We insist that we still have agency, and we will defend ourselves and advance our interests. Now, words may be easy to articulate. But translating this, defending ourselves and advancing our interests – that is the real challenge.

There are some things that have not changed in 60 years. We are still tiny, with no hinterland. We are still a low-lying city-state – sea levels will rise – and we don’t have a domestic market.

If Singapore was not successful economically, if we were not able to defend what is ours militarily, if we were not united, despite the in-built diversity of our population, no amount of brilliance, erudition or sophistication in negotiation will give us a seat on the global stage.

Unity, success, the ability and willingness to defend and to stand on our own two feet remain absolutely essential, perhaps even more essential going forward.

Singapore must also not allow itself to get into a position where we can be bought or bullied. Therefore, there must be no mistake about our determination to unabashedly pursue and prioritise our long-term enlightened national interests, and that we will defend our sovereignty.

We do not depend on overseas development assistance. We do not expect any foreign troops to shed blood on our behalf. That’s why we have national service; that’s why we spend 3 per cent of our GDP on defence.

But we also seek to make common cause, especially with our immediate neighbourhood. Asean remains a key pillar, both in terms of economic opportunity as well as keeping the peace in our neighbourhood. And we will continue to play a constructive, relevant and salient role on the global stage.

The second point is that we have to continue to reinforce and refine the rules-based international order, even though it is no longer underwritten by a single hegemon, or the current set of hegemons have not yet worked out a modus vivendi to protect the global commons.

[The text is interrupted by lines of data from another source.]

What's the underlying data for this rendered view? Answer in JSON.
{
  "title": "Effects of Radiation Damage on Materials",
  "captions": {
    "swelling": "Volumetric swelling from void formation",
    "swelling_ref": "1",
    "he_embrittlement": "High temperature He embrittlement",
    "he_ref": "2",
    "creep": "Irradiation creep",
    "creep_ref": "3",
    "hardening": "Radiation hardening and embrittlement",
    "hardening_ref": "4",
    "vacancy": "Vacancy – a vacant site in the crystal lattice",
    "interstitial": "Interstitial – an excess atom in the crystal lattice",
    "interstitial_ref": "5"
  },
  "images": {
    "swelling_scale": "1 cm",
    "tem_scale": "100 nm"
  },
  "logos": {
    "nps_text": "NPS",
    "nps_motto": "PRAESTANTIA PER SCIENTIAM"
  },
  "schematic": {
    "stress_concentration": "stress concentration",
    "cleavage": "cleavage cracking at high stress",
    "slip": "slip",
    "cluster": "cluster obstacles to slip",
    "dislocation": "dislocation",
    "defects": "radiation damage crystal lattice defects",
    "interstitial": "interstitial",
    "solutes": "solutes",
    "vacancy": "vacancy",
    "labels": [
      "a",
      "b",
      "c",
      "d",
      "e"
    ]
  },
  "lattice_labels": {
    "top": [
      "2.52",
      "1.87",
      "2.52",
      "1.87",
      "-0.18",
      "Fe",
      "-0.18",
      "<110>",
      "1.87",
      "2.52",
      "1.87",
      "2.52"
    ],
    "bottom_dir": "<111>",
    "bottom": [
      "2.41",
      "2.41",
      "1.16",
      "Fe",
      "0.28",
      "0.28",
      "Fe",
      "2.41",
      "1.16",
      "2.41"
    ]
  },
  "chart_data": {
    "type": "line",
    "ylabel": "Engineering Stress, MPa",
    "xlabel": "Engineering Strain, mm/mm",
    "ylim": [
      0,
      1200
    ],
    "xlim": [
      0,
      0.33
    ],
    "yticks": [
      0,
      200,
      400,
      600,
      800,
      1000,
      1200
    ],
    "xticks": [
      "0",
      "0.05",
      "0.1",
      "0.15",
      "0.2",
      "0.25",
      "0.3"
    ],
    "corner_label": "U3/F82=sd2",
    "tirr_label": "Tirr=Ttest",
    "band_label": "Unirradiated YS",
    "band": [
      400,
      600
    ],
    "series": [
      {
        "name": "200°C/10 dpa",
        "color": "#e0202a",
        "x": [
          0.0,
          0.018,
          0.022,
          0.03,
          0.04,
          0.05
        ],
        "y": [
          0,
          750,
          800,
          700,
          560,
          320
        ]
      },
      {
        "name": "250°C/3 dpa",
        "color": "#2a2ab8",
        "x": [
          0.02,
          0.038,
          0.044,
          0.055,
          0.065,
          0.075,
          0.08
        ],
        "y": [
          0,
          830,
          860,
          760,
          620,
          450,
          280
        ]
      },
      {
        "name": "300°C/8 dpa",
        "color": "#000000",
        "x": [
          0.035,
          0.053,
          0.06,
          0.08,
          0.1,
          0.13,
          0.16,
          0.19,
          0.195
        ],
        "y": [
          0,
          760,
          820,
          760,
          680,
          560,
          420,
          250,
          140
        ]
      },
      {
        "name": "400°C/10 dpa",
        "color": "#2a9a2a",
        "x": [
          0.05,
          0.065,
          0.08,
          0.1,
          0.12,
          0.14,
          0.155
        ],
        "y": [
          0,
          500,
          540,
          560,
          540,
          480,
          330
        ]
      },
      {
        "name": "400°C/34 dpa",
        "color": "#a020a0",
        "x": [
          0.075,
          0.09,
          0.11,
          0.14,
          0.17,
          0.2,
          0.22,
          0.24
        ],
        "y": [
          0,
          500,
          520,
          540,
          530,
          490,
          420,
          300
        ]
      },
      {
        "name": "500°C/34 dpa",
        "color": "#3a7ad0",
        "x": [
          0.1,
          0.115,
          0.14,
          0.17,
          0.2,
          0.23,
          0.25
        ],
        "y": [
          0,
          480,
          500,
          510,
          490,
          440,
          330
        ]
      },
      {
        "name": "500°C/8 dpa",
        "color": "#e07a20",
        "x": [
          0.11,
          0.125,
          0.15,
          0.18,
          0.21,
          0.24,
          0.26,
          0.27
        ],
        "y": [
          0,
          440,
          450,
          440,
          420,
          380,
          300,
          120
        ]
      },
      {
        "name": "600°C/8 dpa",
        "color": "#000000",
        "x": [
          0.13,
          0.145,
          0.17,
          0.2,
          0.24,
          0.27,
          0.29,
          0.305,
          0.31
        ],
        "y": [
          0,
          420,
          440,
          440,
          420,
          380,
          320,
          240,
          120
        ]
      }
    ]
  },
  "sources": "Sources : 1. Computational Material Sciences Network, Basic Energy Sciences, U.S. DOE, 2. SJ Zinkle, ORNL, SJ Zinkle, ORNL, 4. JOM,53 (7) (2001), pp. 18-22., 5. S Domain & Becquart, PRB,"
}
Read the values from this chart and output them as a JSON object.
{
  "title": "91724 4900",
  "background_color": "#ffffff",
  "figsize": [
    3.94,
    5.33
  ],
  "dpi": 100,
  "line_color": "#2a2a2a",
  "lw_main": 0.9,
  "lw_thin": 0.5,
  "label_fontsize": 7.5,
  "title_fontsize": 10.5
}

For Singapore, Europe, South America, Africa and the Middle East, there are still major parts of the world who depend on the rules-based international order, who will depend upon adherence to international law, behaving within global norms and having peaceful resolutions of dispute. We need to do all this whilst also dealing with the opportunities from artificial intelligence or AI, biotechnology and energy.

My third point is a bit more inward-facing. I have served three prime ministers. I have been up close for two prime ministerial transitions, from Mr Goh Chok Tong to Mr Lee Hsien Loong, from Mr Lee to Mr Lawrence Wong.

Every time there is a transition, there will be a test. We may not know exactly when or in what form, but there will be a test. And we must expect the new leadership team to be probed, to be pushed, to be assessed.

Does the new leadership team have the spine, the courage and the gumption of the past? Does the new leadership have the support of the people?

In the face of these challenges, the leaders and the people have to rise and answer these fundamental questions. We will have to look out for each other. We will have to maintain unity. We will have to strengthen cohesion. We will have to retool, reskill and reboot our economy, and we will have to continue to make common cause.

I come back to SM Lee’s point on realism and idealism. Singapore will stand on our own two feet. We will defend what is ours. We will take a long-term enlightened view. We will make common cause with partners and supporters, and potentially and hopefully an expanding pool of partners.

If we fail to do this, the alternative is a more chaotic, unsafe world on a global stage, and a divided and polarised domestic body politic. We have witnessed this in other parts of the world. We know what to avoid.

This is an exciting time to be alive.